Il n'y a pas de grand crime d'Etat pour le standardiste d'un
service secret. Le vendredi 29 octobre 1965, au siège des services
spéciaux marocains, 5 bis, rue Moulay Idriss à Rabat, Ahmed
Boukhari entame la longue veille du week-end. Assis dans le bureau
de son chef, où aboutit la ligne réservée à une opération très
spéciale dont le nom de code est "Bouya Bachir", il tient, de son
impeccable écriture en lettres majuscules, le "registre
permanencier" de ce qui entrera dans l'histoire comme "l'affaire Ben
Barka".
 Mehdi Ben Barka | Photo : rue des
Archives |
Ce jour-là, au cœur de
Paris, le leader charismatique de la gauche marocaine, Mehdi Ben
Barka, est victime d'un rapt suivi de disparition. Son corps ne sera
jamais retrouvé. Son destin, même si l'on finit par le présumer,
restera inconnu. Or, dans le cahier à petits carreaux, sur les pages
soigneusement numérotées et paraphées par Ahmed Boukhari, le mystère
se résume à cinq coups de fil. Ils tranchent entre la vie et la
mort. Le premier appel est enregistré peu après 11 h 30. A Paris, en
raison du décalage horaire, il est alors midi trente. Devant la
brasserie Lipp, boulevard Saint-Germain, Mehdi Ben Barka vient
d'être interpellé par deux policiers français, Roger Voitot et Louis
Souchon. Ces deux "ripoux" de la brigade mondaine sont employés par
les services secrets marocains pour s'emparer de l'irréductible
opposant au roi Hassan II. Exilé depuis1963, deux fois condamné à
mort au royaume, la "dynamo" de la gauche marocaine est devenue –
selon la belle formule de Jean Lacouture – un
"commis voyageur
en révolution" : il se partage entre toutes les capitales
progressistes du tiers-monde, d'Alger au Caire en passant par La
Havane.

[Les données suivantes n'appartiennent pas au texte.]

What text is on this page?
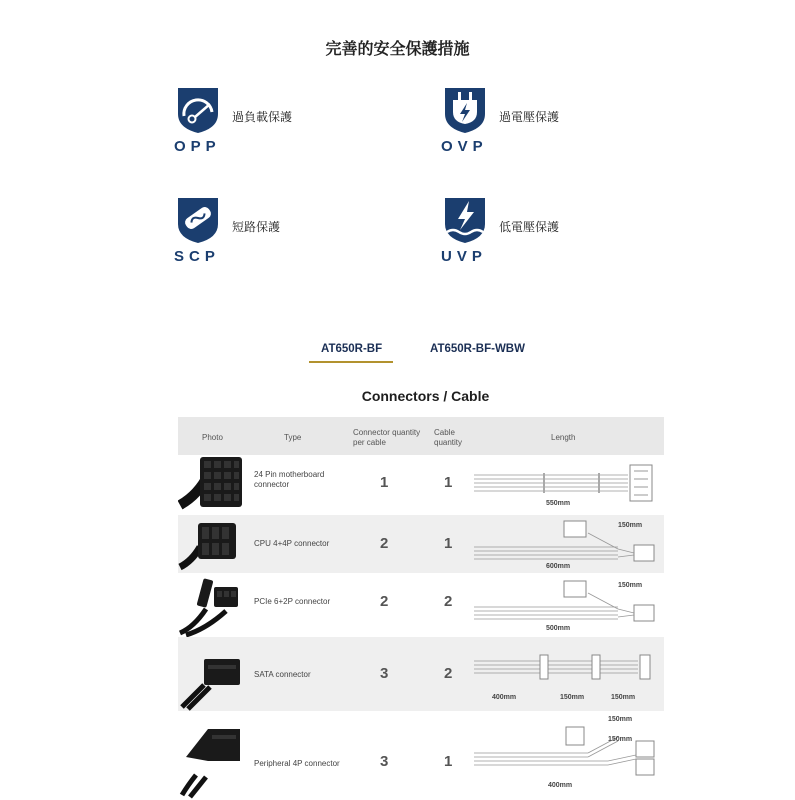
完善的安全保護措施
OPP
過負載保護
OVP
過電壓保護
SCP
短路保護
UVP
低電壓保護
AT650R-BF	AT650R-BF-WBW
Connectors / Cable
Photo	Type
Connector quantity
per cable
Cable
quantity
Length
24 Pin motherboard
connector	1	1
550mm
CPU 4+4P connector	2	1
150mm
600mm
PCIe 6+2P connector	2	2
150mm
500mm
SATA connector	3	2
400mm	150mm	150mm
Peripheral 4P connector	3	1
150mm
150mm
400mm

Mais, en montant de son plein gré dans la 403 de la
préfecture de police, coincé à l'arrière entre Voitot et un repris
de justice, Julien Le Ny, l'un des quatre truands également
embauchés pour l'enlèvement, Mehdi Ben Barka s'embarque pour son
dernier voyage.
"Mission accomplie. Le colis est prêt
pour l'expédition. Envoyez l'avion. Prière accuser réception du
message." Voilà en notation sténographique ce que le chef du
département contre-subversion, Mohamed Achaachi, dicte à son
subordonné à Rabat,
"pour transmission immédiate" au
général Oufkir et au commandant Dlimi. Le premier est le bras armé
du roi, son ministre de l'intérieur, directeur de la sûreté
nationale et chef des services spéciaux, le "cabinet 1". Le second
est l'adjoint du général Oufkir. Pour les chefs du "cab 1", comme
pour toute leur équipe, le bref message de Paris consacre la plus
ambitieuse opération jamais montée, un véritable exploit : sept mois
de filature de Mehdi Ben Barka à travers le monde, la mise sous
surveillance vingt-quatre heures sur vingt-quatre de ses résidences
au Caire, à Alger et à Genève, l'écoute de ses lignes téléphoniques,
l'interception de son courrier. Une trentaine d'agents ont été
mobilisés en permanence, beaucoup d'autres envoyés en mission
spéciale. Le budget, illimité, a englouti des millions. La décision
a été prise par Hassan II, lors d'une réunion au palais des chefs de
la sécurité du royaume, le 25 mars 1965, troisième et dernier jour
des émeutes de Casablanca dont la répression sanglante avait fait
des centaines de victimes.
Le roi seul, sans doute, a une vue
d'ensemble. Certes, Oufkir et Dlimi sont les maîtres d'une opération
gigogne impliquant, outre des truands et des "ripoux" français, un
fils de famille dévoyé, un journaliste tiers-mondiste et le metteur
en scène d'un documentaire sur la fin du colonialisme, intitulé
Basta !, qui sert depuis des mois de moyen d'approche de
Ben Barka, pressenti comme conseiller de ce faux projet militant.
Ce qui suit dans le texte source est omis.